Opoku has been widely reported however the more recent case of Zurich v Umerji [2014] EWCA Civ 357 also has significant implications for impecunious credit hire Claimants. r16PD8.2(8) has been a part in the CPR since its inception and reads;

“The claimant must specifically set out the following matters in his Particulars of Claim where he wishes to rely on them in support of his claim … (8) any facts relating to mitigation of loss or damage.”

In Zurich the Court of Appeal held that a claim for credit hire is a claim for expenditure reasonably incurred in mitigation of the primary loss, i.e. the loss of use. Footnote 2 of Zurich v Umerji [2014] EWCA Civ 357 states;

“Para. 8.2 (8) of the Practice Direction reads rather oddly in the light of the well-established principle that the burden of proof on the issue of mitigation is on the defendant (see McGregor on Damages, 18th ed., para. 7-019); and we were told by both counsel that in this field it is not generally observed. I can see that it is hard on a claimant to expect him to anticipate and rebut points made about avoidable loss: it seems obviously preferable that he should plead his primary loss, wait and see what criticisms are made, and then if necessary plead to those criticisms by way of Reply. But the position is different in the case of a claim for expenditure reasonably incurred in mitigation of the primary loss. In such a case the claimant should plead his case as to reasonableness, including any assertion of impecuniosity: see para. 37 below.”

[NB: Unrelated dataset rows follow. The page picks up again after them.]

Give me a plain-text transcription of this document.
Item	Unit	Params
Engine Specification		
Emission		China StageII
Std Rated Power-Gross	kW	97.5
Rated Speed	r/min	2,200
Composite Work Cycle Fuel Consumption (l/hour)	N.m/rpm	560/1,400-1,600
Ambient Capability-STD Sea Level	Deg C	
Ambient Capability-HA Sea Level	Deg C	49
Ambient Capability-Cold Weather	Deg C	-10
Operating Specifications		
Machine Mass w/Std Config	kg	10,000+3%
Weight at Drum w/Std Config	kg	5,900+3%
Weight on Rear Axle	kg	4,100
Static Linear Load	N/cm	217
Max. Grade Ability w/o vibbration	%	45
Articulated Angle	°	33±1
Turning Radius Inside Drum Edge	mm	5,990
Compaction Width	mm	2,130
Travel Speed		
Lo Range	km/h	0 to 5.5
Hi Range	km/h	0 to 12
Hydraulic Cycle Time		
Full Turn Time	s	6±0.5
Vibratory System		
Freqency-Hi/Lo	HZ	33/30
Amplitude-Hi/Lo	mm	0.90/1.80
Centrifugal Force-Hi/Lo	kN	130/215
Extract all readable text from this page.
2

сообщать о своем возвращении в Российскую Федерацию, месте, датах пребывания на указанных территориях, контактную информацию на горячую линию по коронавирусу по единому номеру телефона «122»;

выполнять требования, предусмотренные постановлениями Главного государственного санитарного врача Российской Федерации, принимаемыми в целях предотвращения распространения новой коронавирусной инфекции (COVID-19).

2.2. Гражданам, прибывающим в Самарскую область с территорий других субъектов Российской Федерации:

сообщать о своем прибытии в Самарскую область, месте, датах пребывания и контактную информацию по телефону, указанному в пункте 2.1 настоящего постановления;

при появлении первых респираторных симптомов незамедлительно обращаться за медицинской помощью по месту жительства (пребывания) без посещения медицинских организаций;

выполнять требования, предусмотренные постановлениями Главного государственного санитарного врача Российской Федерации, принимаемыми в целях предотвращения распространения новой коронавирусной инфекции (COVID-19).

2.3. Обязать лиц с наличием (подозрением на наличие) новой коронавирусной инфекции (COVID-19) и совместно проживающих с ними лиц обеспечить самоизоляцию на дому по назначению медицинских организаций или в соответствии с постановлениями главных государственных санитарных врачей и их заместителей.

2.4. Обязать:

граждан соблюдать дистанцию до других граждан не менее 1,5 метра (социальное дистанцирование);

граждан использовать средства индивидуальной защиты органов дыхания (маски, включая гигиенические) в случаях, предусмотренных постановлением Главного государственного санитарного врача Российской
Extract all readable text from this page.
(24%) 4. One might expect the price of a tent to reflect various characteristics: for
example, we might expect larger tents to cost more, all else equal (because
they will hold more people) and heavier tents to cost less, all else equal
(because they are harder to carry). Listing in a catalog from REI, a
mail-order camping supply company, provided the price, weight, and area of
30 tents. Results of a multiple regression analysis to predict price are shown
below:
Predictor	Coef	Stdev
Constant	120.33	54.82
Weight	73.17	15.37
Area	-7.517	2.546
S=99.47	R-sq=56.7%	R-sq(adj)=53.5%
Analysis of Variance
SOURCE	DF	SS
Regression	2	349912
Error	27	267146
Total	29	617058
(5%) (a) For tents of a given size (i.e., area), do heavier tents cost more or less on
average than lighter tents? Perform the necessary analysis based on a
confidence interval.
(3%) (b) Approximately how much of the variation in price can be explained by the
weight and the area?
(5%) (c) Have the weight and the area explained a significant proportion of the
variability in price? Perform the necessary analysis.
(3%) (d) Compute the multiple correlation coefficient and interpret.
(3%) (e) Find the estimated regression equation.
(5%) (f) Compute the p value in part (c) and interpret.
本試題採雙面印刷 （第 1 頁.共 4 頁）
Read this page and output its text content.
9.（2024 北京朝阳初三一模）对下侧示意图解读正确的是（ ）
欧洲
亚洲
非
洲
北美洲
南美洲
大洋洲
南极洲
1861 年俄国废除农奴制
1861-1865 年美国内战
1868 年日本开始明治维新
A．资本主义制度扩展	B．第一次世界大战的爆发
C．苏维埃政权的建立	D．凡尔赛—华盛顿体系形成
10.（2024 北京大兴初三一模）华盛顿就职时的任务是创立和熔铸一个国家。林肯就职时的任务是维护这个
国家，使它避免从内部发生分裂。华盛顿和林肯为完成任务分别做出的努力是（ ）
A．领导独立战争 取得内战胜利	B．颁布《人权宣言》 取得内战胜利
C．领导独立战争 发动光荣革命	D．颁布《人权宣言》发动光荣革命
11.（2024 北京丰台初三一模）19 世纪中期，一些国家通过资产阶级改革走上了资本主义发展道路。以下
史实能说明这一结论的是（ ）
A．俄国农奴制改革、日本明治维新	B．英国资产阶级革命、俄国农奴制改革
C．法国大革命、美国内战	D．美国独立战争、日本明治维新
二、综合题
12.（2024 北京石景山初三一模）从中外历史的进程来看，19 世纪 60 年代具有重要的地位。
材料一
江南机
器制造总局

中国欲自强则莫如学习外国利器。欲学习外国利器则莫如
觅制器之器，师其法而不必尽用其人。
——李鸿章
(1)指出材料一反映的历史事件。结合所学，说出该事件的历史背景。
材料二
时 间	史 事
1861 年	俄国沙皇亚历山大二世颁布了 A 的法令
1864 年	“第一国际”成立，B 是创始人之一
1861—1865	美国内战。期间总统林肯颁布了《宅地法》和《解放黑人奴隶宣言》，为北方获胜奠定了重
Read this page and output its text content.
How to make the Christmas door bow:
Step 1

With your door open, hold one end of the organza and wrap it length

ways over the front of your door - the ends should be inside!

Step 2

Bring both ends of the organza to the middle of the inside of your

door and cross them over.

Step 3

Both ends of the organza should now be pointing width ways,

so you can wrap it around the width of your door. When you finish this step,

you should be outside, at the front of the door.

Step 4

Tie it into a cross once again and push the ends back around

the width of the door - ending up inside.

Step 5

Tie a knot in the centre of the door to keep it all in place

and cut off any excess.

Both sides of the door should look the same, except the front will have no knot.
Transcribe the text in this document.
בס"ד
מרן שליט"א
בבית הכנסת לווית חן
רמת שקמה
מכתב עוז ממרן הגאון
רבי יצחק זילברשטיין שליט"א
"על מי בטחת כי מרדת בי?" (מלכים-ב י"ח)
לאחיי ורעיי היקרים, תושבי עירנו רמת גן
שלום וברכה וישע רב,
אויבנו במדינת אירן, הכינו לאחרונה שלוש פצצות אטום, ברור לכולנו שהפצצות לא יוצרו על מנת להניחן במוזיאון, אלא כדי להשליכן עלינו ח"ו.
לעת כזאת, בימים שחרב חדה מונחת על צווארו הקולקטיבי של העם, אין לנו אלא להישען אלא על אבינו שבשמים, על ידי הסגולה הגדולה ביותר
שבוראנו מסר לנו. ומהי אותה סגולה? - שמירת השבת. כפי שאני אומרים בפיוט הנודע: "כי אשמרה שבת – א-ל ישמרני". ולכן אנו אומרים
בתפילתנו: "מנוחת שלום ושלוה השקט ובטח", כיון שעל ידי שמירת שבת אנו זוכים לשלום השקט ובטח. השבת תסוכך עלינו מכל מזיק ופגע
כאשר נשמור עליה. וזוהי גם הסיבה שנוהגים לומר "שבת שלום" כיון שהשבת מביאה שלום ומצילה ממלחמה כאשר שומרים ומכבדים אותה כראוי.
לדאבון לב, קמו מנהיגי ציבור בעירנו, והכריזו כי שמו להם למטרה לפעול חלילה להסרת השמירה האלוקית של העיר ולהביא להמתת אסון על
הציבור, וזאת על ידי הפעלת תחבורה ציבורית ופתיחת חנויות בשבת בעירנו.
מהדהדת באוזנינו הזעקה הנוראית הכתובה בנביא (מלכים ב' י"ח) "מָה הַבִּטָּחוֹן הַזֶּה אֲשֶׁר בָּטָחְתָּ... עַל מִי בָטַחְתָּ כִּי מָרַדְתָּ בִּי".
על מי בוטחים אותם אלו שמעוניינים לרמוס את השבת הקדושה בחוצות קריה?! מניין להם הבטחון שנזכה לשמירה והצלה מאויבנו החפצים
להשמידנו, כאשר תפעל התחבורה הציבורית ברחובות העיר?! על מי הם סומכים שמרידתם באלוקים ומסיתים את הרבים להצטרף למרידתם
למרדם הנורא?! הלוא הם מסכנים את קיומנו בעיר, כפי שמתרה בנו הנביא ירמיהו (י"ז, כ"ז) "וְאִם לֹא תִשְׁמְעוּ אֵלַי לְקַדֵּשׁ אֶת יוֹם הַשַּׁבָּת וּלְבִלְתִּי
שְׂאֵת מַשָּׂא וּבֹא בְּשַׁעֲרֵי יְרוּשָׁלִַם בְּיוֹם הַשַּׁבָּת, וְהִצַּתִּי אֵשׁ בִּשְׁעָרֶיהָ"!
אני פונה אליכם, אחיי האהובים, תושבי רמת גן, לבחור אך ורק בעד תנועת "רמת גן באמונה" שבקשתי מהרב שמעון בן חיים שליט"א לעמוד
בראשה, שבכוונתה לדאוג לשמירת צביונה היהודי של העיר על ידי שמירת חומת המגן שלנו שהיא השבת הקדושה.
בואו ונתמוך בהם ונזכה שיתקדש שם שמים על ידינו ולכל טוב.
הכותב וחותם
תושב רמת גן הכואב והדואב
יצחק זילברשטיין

Para 37 of the Judgment states;

“A claim for the cost of hire of a replacement vehicle is, strictly, a claim for expenditure incurred in mitigation of the primary loss, namely the loss of use of the damaged vehicle: see the speech of Lord Hope in Lagden v O'Connor at para. 27 (p. 1077H). The burden is thus on the claimant to prove (and therefore plead) that such expenditure was reasonably incurred: see the authorities reviewed by Sir Mark Potter P in Beechwood Birmingham Ltd v Hoyer Group UK Ltd [2011] QB 357, at paras. 25-28 (pp. 367-8). There is no doubt a grey area about how much needs to be pleaded and proved to establish reasonableness before the evidential burden shifts to the defendant to show that the expenditure was unreasonable. But in this kind of case it is clearly right that a claimant who needs to rely on his impecuniousness in order to justify the amount of his claim should plead and prove it. I note in this connection that the Claimant's advisers plainly thought that it was incumbent on him to address the point in his witness statement, which was served at an early stage in the proceedings: see para. 13 above.”

Defendants are increasingly seeking to contend that the Claimant cannot rely on impecuniosity and is therefore limited to spot hire rates (or shorter period of hire / no hire at all) where the Claimant’s case as to the reasonableness of hiring on a credit basis is not fully set out in the Particulars of Claim. It's now at best very risky and probably wrong when pleading a credit hire case simply to leave it at “The Claimant was impecunious at the time of the hire”. I’ve changed my template for credit hire impecuniosity pleadings to;

"The Claimant needed a vehicle whilst his own vehicle was unroadworthy by reason of the accident. The Claimant was impecunious at the time of the accident and throughout the period of hire. As a result of the Claimant’s impecuniosity the Claimant was not in a financial position either to hire a replacement vehicle on the spot hire market or to [purchase another vehicle / have his own vehicle repaired*]. The Claimant’s financial position was such that his only reasonable means of replacing his vehicle whilst it was unroadworthy was to hire a replacement vehicle on a credit hire basis."

*delete as appropriate

I’d advise anyone pleading impecuniosity for credit hire purposes to do likewise.